Water soluble palladium(ii) and platinum(ii) acyclic diaminocarbene complexes: solution behavior, DNA binding, and antiproliferative activity

Bis-ADC complexes cis-[Pd{C(NHC6H4NH2)N(H)R}(2)]Cl-2 (R = Xyl 4a, Cy 4b, C6H4-4-F 4c) and cis-[Pt{C(NHC6H4NH2)N(H)R}(2)]Cl-2 (R = Xyl 5a, Cy 5b, C6H4-4-F 5c) were synthesized via the metal-mediated coupling of two isocyanide ligands in cis-[MCl2(CNR)(2)] (M = Pd, Pt; R = Xyl, Cy, C6H4-4-F) and 1,2-diaminobenzene. New compounds 4c and 5a-c were characterized by HR ESI+-MS, IR, and H-1, C-13{H-1} and Pt-195{H-1} NMR spectroscopy; the structures of 4a and 5a were elucidated by single-crystal X-ray diffraction.
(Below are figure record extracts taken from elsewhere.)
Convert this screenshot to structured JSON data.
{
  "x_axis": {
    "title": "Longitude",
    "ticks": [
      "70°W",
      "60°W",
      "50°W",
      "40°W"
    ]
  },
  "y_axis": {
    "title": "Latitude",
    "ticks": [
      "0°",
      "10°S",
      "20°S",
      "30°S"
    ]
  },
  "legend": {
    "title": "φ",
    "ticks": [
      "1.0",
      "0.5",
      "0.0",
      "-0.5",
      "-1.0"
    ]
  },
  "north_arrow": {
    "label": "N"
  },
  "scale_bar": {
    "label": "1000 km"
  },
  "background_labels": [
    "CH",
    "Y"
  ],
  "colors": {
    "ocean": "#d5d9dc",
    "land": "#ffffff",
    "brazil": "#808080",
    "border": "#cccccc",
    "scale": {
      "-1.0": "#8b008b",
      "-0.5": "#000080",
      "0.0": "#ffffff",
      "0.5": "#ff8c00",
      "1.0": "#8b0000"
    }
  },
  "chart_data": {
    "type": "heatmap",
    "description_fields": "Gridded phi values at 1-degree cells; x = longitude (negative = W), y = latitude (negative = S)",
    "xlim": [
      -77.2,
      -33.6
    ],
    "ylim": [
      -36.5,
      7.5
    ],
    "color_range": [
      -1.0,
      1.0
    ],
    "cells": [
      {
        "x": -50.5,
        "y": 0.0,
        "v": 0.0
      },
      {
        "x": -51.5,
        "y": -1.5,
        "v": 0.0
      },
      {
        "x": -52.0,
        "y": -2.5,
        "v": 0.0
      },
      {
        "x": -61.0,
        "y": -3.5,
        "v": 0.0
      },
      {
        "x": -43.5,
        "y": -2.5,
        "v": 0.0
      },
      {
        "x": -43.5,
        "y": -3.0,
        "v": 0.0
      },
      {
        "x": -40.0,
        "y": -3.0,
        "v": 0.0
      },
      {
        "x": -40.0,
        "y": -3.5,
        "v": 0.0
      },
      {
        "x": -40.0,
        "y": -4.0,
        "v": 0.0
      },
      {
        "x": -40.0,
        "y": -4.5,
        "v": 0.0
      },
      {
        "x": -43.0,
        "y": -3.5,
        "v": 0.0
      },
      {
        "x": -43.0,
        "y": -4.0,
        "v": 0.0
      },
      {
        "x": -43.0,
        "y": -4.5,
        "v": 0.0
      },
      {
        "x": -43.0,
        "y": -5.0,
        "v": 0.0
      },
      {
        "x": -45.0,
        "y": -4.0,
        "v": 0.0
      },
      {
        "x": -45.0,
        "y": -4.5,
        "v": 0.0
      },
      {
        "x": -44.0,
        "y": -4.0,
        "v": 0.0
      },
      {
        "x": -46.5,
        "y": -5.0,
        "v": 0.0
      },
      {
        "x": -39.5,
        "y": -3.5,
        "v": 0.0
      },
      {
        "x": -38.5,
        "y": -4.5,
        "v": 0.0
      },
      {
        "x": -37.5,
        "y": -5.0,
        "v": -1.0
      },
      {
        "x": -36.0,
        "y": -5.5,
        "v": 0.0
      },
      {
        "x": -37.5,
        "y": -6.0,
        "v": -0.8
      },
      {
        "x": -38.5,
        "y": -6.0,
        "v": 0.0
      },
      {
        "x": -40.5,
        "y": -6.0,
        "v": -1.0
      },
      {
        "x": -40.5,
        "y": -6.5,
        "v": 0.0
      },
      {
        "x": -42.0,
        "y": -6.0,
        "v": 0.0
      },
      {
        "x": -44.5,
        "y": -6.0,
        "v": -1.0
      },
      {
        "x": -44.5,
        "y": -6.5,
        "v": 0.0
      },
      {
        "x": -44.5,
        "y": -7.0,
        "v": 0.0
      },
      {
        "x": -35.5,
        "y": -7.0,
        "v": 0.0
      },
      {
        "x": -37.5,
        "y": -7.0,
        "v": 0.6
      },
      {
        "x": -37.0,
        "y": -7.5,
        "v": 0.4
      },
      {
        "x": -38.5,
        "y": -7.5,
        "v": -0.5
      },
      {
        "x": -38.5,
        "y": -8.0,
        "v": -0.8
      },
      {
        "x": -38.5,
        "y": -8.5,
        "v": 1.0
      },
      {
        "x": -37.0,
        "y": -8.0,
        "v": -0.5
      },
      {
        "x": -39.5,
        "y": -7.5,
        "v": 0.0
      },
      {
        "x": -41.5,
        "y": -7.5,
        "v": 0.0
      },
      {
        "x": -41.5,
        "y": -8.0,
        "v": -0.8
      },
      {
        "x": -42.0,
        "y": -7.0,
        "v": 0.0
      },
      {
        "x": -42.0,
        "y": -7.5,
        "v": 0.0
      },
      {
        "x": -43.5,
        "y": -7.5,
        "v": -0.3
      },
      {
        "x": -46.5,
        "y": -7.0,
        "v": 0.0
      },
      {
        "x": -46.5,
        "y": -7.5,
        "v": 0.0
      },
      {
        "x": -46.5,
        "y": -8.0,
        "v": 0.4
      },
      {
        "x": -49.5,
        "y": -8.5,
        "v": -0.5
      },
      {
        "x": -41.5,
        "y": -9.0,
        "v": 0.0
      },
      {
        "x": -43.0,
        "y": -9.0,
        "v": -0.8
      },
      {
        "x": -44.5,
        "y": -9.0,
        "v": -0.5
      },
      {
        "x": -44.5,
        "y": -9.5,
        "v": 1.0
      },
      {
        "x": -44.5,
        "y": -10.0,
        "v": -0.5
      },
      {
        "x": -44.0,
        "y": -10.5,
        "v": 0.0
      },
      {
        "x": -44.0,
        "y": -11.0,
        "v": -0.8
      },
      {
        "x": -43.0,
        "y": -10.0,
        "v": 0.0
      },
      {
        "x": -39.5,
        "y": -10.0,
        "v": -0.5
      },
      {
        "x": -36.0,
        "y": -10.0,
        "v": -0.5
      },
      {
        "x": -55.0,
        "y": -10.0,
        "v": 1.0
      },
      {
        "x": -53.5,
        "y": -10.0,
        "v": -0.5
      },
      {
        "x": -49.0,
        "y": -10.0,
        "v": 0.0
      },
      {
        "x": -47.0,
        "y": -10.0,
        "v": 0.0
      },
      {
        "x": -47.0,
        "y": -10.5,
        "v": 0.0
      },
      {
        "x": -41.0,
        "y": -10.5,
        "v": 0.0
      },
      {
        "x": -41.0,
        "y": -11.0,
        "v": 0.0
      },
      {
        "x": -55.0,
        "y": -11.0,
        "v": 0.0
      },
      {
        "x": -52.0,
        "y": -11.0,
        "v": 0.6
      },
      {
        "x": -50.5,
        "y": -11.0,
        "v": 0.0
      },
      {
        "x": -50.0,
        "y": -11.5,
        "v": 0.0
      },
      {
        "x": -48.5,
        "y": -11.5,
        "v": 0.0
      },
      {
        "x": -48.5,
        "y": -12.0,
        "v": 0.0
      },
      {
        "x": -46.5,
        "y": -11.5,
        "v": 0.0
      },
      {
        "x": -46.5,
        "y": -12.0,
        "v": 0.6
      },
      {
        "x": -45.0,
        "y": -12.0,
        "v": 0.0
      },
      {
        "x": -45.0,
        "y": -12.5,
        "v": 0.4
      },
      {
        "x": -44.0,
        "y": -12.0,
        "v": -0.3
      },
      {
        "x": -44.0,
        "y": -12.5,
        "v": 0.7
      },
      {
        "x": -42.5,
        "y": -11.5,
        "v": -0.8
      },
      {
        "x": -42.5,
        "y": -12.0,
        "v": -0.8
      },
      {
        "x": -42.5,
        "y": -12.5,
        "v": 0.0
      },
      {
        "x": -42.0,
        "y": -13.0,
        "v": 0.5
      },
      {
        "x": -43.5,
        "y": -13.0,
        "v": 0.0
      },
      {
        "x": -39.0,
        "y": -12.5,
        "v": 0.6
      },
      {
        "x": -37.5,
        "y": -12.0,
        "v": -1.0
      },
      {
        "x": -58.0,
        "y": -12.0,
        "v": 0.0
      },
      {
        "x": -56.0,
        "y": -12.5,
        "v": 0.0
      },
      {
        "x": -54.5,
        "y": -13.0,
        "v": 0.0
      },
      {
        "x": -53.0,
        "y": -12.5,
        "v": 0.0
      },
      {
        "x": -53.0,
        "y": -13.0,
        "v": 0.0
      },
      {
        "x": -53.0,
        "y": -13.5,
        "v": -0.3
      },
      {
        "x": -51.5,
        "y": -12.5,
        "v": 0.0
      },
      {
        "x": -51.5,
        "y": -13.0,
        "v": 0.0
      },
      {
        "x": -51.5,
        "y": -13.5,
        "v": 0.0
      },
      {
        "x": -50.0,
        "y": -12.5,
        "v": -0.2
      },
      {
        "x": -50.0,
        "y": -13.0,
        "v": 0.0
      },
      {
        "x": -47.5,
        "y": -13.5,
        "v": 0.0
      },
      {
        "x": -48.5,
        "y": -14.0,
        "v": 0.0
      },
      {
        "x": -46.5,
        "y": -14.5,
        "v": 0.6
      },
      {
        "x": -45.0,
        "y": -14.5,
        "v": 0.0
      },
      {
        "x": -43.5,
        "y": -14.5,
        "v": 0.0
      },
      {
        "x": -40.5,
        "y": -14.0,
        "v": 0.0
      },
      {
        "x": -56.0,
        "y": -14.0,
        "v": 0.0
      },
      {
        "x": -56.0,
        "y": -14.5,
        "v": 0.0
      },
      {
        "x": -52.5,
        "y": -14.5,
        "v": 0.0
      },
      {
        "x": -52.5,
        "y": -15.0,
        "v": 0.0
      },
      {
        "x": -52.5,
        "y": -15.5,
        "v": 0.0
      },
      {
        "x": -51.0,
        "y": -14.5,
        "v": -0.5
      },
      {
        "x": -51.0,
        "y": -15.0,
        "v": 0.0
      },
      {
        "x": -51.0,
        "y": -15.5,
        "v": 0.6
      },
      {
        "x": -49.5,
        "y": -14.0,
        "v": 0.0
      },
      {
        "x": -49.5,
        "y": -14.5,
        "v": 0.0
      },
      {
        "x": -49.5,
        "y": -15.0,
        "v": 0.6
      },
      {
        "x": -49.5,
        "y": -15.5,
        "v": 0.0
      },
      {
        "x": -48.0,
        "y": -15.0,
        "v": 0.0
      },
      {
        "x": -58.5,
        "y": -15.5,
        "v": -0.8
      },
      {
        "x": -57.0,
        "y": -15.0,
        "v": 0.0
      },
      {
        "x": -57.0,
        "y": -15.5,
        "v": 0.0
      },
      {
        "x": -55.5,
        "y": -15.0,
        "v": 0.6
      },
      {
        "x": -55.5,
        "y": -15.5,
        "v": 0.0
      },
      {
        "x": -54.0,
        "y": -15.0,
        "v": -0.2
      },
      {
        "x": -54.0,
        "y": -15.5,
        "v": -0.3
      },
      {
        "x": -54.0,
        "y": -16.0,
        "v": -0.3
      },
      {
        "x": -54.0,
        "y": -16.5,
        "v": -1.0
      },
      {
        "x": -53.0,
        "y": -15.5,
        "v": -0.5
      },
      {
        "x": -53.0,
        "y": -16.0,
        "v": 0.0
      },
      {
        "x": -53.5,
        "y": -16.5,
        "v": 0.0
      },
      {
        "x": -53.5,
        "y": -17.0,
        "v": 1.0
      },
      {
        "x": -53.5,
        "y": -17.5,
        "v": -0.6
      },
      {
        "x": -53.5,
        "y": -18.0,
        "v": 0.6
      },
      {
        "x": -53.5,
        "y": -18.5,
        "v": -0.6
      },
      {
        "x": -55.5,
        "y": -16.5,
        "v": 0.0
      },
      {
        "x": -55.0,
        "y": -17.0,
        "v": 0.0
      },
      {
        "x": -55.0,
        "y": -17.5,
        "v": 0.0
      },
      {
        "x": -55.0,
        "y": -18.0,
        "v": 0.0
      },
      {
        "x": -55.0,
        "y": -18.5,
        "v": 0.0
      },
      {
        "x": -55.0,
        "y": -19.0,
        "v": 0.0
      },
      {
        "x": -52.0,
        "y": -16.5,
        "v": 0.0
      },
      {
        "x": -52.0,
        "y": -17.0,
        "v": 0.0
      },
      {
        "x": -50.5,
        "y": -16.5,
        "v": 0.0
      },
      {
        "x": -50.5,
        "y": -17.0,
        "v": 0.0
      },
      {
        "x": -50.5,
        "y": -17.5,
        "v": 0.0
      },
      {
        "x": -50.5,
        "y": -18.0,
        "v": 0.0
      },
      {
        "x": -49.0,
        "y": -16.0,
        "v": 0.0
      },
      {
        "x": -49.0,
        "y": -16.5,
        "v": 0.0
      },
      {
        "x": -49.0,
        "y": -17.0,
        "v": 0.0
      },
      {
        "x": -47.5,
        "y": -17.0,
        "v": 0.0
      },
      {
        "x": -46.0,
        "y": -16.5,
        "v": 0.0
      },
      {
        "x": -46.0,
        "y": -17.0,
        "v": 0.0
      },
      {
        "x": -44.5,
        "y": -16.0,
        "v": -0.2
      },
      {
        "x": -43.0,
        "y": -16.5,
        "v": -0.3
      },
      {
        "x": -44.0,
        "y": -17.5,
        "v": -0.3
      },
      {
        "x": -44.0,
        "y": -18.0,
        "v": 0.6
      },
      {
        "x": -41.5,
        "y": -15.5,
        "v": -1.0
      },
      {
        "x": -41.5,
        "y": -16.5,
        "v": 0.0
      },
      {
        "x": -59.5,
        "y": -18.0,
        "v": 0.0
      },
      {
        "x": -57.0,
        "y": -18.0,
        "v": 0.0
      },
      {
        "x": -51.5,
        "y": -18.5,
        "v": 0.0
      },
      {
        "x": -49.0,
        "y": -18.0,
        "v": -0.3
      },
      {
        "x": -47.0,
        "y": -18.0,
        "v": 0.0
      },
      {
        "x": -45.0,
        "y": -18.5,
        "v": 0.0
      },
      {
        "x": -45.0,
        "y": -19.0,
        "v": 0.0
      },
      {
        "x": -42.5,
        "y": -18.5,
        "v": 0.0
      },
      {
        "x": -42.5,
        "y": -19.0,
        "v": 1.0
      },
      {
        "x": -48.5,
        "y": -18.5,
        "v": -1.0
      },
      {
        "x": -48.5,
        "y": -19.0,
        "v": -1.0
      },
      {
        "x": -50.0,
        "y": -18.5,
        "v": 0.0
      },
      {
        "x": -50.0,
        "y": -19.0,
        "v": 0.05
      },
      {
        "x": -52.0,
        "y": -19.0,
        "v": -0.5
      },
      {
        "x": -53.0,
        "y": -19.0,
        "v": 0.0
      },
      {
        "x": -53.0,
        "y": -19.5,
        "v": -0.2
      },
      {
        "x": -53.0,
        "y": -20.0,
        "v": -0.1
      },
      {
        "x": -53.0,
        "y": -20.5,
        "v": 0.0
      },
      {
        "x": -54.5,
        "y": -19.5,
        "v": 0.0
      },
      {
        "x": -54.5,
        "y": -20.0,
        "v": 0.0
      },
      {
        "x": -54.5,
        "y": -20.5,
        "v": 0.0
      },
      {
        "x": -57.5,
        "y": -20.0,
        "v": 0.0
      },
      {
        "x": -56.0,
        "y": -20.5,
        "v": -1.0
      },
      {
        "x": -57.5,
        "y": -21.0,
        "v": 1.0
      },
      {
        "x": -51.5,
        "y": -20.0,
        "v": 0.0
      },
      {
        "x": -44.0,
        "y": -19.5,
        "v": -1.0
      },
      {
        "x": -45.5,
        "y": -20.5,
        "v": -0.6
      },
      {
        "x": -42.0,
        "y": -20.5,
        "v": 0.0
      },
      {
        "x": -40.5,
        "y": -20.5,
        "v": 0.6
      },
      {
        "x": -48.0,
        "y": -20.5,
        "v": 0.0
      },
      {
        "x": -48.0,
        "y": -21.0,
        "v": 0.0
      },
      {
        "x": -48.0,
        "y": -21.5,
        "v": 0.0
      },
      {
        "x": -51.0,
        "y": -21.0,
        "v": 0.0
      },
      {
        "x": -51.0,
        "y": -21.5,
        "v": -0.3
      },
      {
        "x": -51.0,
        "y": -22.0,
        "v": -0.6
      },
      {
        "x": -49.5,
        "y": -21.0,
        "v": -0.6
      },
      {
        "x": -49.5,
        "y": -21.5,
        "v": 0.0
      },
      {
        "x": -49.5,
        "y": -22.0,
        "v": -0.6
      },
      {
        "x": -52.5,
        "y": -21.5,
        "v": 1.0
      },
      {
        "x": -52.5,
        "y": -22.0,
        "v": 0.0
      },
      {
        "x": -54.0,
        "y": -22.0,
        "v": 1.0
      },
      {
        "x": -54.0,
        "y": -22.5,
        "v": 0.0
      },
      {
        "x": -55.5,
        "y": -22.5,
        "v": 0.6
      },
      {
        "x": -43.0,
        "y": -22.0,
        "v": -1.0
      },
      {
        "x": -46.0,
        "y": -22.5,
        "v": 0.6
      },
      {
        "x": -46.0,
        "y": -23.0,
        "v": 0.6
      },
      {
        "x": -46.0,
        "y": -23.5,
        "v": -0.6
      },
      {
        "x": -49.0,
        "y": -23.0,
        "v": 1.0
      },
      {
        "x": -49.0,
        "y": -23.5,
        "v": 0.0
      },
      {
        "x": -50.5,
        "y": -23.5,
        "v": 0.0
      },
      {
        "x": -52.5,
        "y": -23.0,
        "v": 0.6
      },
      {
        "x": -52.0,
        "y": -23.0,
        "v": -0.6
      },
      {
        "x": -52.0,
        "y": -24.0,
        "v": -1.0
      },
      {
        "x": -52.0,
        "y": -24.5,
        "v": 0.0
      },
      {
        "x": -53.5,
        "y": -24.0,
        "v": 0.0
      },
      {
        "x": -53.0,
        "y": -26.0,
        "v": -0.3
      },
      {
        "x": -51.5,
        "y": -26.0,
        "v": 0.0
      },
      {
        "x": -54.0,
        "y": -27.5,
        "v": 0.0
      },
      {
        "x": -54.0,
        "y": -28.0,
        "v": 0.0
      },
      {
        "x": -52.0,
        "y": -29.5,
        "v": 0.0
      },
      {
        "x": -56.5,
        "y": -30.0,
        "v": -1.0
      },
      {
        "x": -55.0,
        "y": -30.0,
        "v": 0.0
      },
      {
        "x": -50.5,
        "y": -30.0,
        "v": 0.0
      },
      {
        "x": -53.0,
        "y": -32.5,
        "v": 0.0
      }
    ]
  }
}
The stability of the ADC complexes in aqueous media (5 mM NaCl) was monitored by UV absorption spectroscopy, HR ESI+ mass spectrometry, and Pt-195{H-1} NMR spectroscopy (for 5a). Molar conductivity measurements in MeOH (?(M) = 167-173 omega(-1) mol(-1) cm(2)) indicate that, in this solvent, the ADC complexes exist as dicationic species of [A][Q](2) type. The ADC complexes binding to CT DNA was investigated by means of spectroscopic and hydrodynamic techniques including UV absorption and circular dichroism spectroscopy, fluorescence spectroscopy, low-gradient viscometry, flow birefringence, and AFM imaging. As a result, complexes 4a and 5a were shown to bind double-stranded DNA predominantly via the formation of monofunctional adducts in the major groove of the macromolecule. Binding of the ADC complexes also provokes the formation of a large number of intermolecular DNA-DNA contacts in solution. The antiproliferative activity of all prepared ADC complexes 4a-c and 5a-c was evaluated in vitro against three human carcinoma cell lines (HT-29, MDA-MB-231, and MCF-7) and two non-tumorigenic cell lines (L929 and RC-124) and compared to that of cisplatin. Among the compounds studied, complexes 4a and 5a appeared to be the most active species with IC50 values in MCF-7 cells of about 10 mu M.